Aus vorgenannten Gründen erhellt, dass die Zuordnung des Arbeitsgerichts zum öffentlichen Recht nicht begründet ist. Bei einem Transfer in eine externe betriebsorganisatorisch eigenständige Einheit wechselt zwar der Vertragspartner des Arbeitnehmers, weil an die Stelle des bisherigen Arbeitgebers die fremde Beschäftigungsgesellschaft tritt (vgl. BAG Urteil vom 10. Dezember 1998 - 8 AZR 324/97 = BAGE 90, 266 ff.), der Wechsel geschieht jedoch auf der Basis einer rein privatrechtlichen Rechtsgrundlage und hat wegen der Teilfinanzierung über das Transferkurzarbeitergeld nur eine mittelbare Beziehung zum öffentlichen Recht.

47

Dies wird aus den, aus der Entscheidung des LAG Hamburg (Urteil v. 7.9.2005 - 5 Sa 41/05 -) entnommenen Ausführungen des Arbeitsgerichts selbst hinreichend deutlich.

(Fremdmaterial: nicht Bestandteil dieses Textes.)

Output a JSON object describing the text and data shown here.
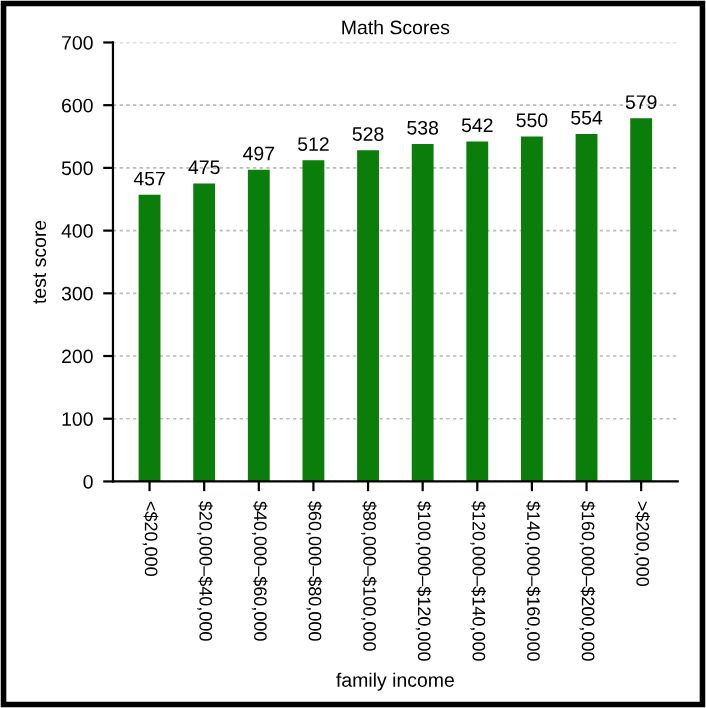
{
  "chart_data": {
    "type": "bar",
    "title": "Math Scores",
    "xlabel": "family income",
    "ylabel": "test score",
    "categories": [
      "<$20,000",
      "$20,000–$40,000",
      "$40,000–$60,000",
      "$60,000–$80,000",
      "$80,000–$100,000",
      "$100,000–$120,000",
      "$120,000–$140,000",
      "$140,000–$160,000",
      "$160,000–$200,000",
      ">$200,000"
    ],
    "values": [
      457,
      475,
      497,
      512,
      528,
      538,
      542,
      550,
      554,
      579
    ],
    "color": "#0a7d0a",
    "ylim": [
      0,
      700
    ],
    "yticks": [
      0,
      100,
      200,
      300,
      400,
      500,
      600,
      700
    ],
    "grid": "y",
    "data_labels": true
  }
}
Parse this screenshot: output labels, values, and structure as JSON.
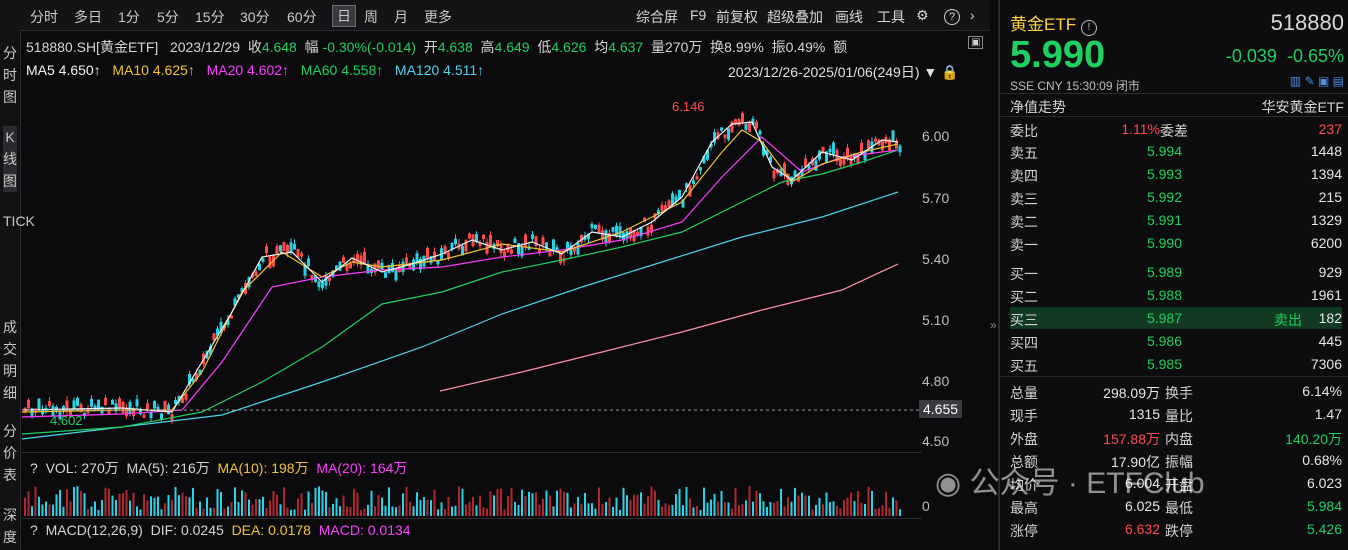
{
  "toolbar": {
    "tabs": [
      "分时",
      "多日",
      "1分",
      "5分",
      "15分",
      "30分",
      "60分",
      "日",
      "周",
      "月",
      "更多"
    ],
    "active_tab": "日",
    "tools": [
      "综合屏",
      "F9",
      "前复权",
      "超级叠加",
      "画线",
      "工具"
    ]
  },
  "left_tabs": {
    "t1": "分时图",
    "t2": "K线图",
    "t3": "TICK",
    "t4": "成交明细",
    "t5": "分价表",
    "t6": "深度"
  },
  "info_line1": {
    "code": "518880.SH[黄金ETF]",
    "date": "2023/12/29",
    "close_lab": "收",
    "close": "4.648",
    "change_lab": "幅",
    "change": "-0.30%(-0.014)",
    "open_lab": "开",
    "open": "4.638",
    "high_lab": "高",
    "high": "4.649",
    "low_lab": "低",
    "low": "4.626",
    "avg_lab": "均",
    "avg": "4.637",
    "vol": "量270万",
    "turn": "换8.99%",
    "amp": "振0.49%",
    "amt": "额"
  },
  "info_line2": {
    "ma5": "MA5 4.650↑",
    "ma10": "MA10 4.625↑",
    "ma20": "MA20 4.602↑",
    "ma60": "MA60 4.558↑",
    "ma120": "MA120 4.511↑"
  },
  "range": "2023/12/26-2025/01/06(249日)",
  "y_axis": [
    "6.00",
    "5.70",
    "5.40",
    "5.10",
    "4.80",
    "4.50"
  ],
  "vol_axis": "0",
  "price_box": "4.655",
  "annot_high": "6.146",
  "annot_low": "4.602",
  "vol_line": {
    "vol": "VOL: 270万",
    "ma5": "MA(5): 216万",
    "ma10": "MA(10): 198万",
    "ma20": "MA(20): 164万"
  },
  "macd_line": {
    "macd": "MACD(12,26,9)",
    "dif": "DIF: 0.0245",
    "dea": "DEA: 0.0178",
    "val": "MACD: 0.0134"
  },
  "colors": {
    "up": "#ff4b4b",
    "down": "#27d3e6",
    "ma5": "#f2f2f2",
    "ma10": "#f2c22e",
    "ma20": "#ff3cff",
    "ma60": "#1fcf5f",
    "ma120": "#4fd2ea",
    "ma250": "#ff8fa8"
  },
  "quote": {
    "name": "黄金ETF",
    "code": "518880",
    "price": "5.990",
    "chg": "-0.039",
    "pct": "-0.65%",
    "status": "SSE  CNY  15:30:09  闭市",
    "nav": "净值走势",
    "fund": "华安黄金ETF",
    "weibi_lab": "委比",
    "weibi": "1.11%",
    "weicha_lab": "委差",
    "weicha": "237",
    "asks": [
      {
        "l": "卖五",
        "p": "5.994",
        "v": "1448"
      },
      {
        "l": "卖四",
        "p": "5.993",
        "v": "1394"
      },
      {
        "l": "卖三",
        "p": "5.992",
        "v": "215"
      },
      {
        "l": "卖二",
        "p": "5.991",
        "v": "1329"
      },
      {
        "l": "卖一",
        "p": "5.990",
        "v": "6200"
      }
    ],
    "bids": [
      {
        "l": "买一",
        "p": "5.989",
        "v": "929"
      },
      {
        "l": "买二",
        "p": "5.988",
        "v": "1961"
      },
      {
        "l": "买三",
        "p": "5.987",
        "v": "182",
        "tag": "卖出"
      },
      {
        "l": "买四",
        "p": "5.986",
        "v": "445"
      },
      {
        "l": "买五",
        "p": "5.985",
        "v": "7306"
      }
    ],
    "stats": [
      {
        "a": "总量",
        "av": "298.09万",
        "b": "换手",
        "bv": "6.14%"
      },
      {
        "a": "现手",
        "av": "1315",
        "b": "量比",
        "bv": "1.47"
      },
      {
        "a": "外盘",
        "av": "157.88万",
        "b": "内盘",
        "bv": "140.20万"
      },
      {
        "a": "总额",
        "av": "17.90亿",
        "b": "振幅",
        "bv": "0.68%"
      },
      {
        "a": "均价",
        "av": "6.004",
        "b": "开盘",
        "bv": "6.023"
      },
      {
        "a": "最高",
        "av": "6.025",
        "b": "最低",
        "bv": "5.984"
      },
      {
        "a": "涨停",
        "av": "6.632",
        "b": "跌停",
        "bv": "5.426"
      }
    ]
  },
  "watermark": "公众号 · ETFClub"
}
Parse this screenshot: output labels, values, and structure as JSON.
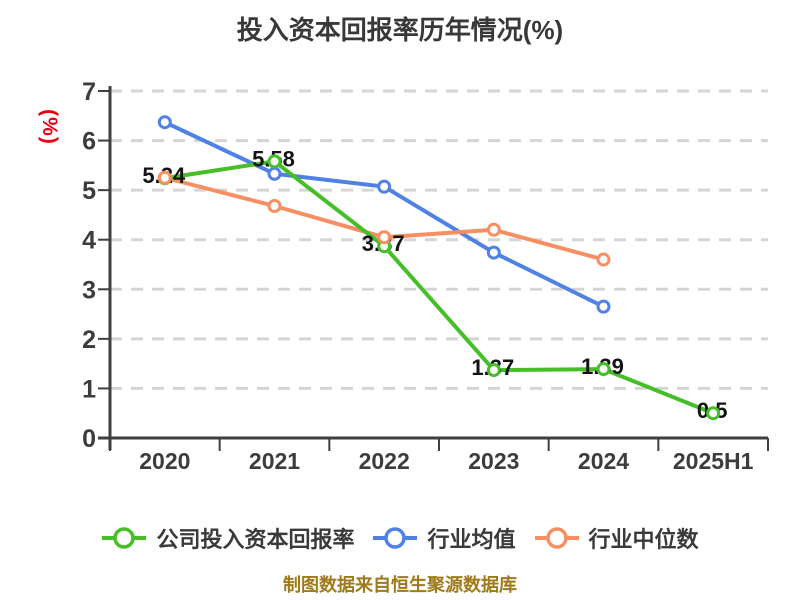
{
  "title": "投入资本回报率历年情况(%)",
  "y_axis": {
    "unit": "(%)",
    "min": 0,
    "max": 7,
    "ticks": [
      "0",
      "1",
      "2",
      "3",
      "4",
      "5",
      "6",
      "7"
    ]
  },
  "footer": "制图数据来自恒生聚源数据库",
  "colors": {
    "company_green": "#45be27",
    "industry_mean_blue": "#4f81e6",
    "industry_median_orange": "#f78f62",
    "grid_line": "#d5d5d5",
    "axis_line": "#3f3f3f",
    "tick_text": "#3c3c3c",
    "value_label_text": "#141414",
    "title_text": "#383838",
    "legend_text": "#3a3a3a",
    "unit_red": "#e60012",
    "footer_gold": "#9e7a1a",
    "background": "#ffffff"
  },
  "legend": {
    "items": [
      {
        "label": "公司投入资本回报率",
        "color": "#45be27"
      },
      {
        "label": "行业均值",
        "color": "#4f81e6"
      },
      {
        "label": "行业中位数",
        "color": "#f78f62"
      }
    ]
  },
  "chart_data": {
    "type": "line",
    "title": "投入资本回报率历年情况(%)",
    "xlabel": "",
    "ylabel": "(%)",
    "ylim": [
      0,
      7
    ],
    "grid": true,
    "grid_style": "dashed",
    "legend_position": "bottom",
    "categories": [
      "2020",
      "2021",
      "2022",
      "2023",
      "2024",
      "2025H1"
    ],
    "series": [
      {
        "name": "公司投入资本回报率",
        "color": "#45be27",
        "values": [
          5.24,
          5.58,
          3.87,
          1.37,
          1.39,
          0.5
        ],
        "data_labels": [
          "5.24",
          "5.58",
          "3.87",
          "1.37",
          "1.39",
          "0.5"
        ]
      },
      {
        "name": "行业均值",
        "color": "#4f81e6",
        "values": [
          6.37,
          5.33,
          5.07,
          3.74,
          2.65,
          null
        ],
        "data_labels": null
      },
      {
        "name": "行业中位数",
        "color": "#f78f62",
        "values": [
          5.25,
          4.68,
          4.05,
          4.2,
          3.6,
          null
        ],
        "data_labels": null
      }
    ]
  }
}
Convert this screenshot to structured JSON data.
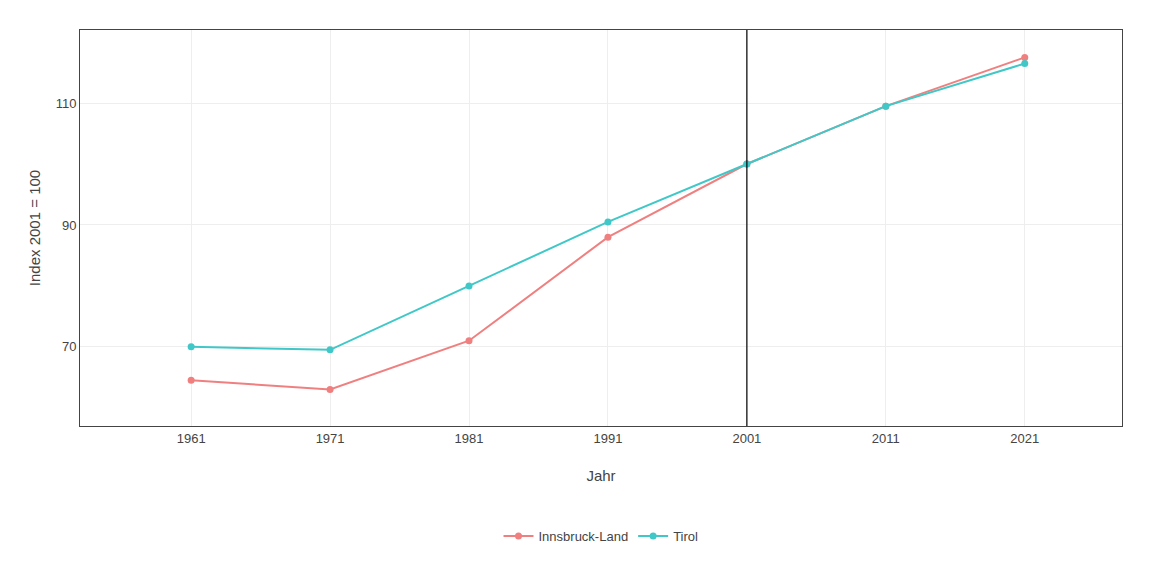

Ziel der Transfergesellschaften ist es, betriebsorganisatorisch eigenständige Einheiten zu organisieren, in denen das Transferkurzarbeitergeld nach § 216 b SGB III durchgeführt wird. Die Beantragung und Bewilligung von Kurzarbeit führt im Verhältnis des Klägers zum Träger dieser Maßnahme nicht zu einer rechtsqualitativen Änderung der eingegangenen Rechtsbeziehung (vgl. allg. zu Kurzarbeit: Erfk-Preis, 10. Aufl., BGB 230 § 611 Rz. 657 ff). Gleiches muss für das Transferkurzarbeitergeld nach § 216 b SGB III gelten.

48

2. Die Beschwerde des Klägers erweist sich als unbegründet. Das Beschwerdebegehren des Klägers - ausgelegt anhand der Beschwerdebegründung -, ist auf den Erhalt des Rechtswegs zu den Gerichten für Arbeitssachen gerichtet. Mit den Ausführungen unter 1. ist jedoch der Rechtsweg zu den allgemeinen Zivilgerichten eröffnet.

49

3. Nach alledem war der angefochtene Beschluss aufzuheben und eine Verweisung an das Amtsgericht Ludwigshafen vorzunehmen.

III.

50

Dem Kläger werden die durch ihn verursachten Kosten des Beschwerdeverfahrens auferlegt. (§ 97 ZPO entsprechend).

51

Die Zulassung der Rechtsbeschwerde für den Kläger beruht auf §§ 78 Satz 1, 72 Abs. 2 ArbGG.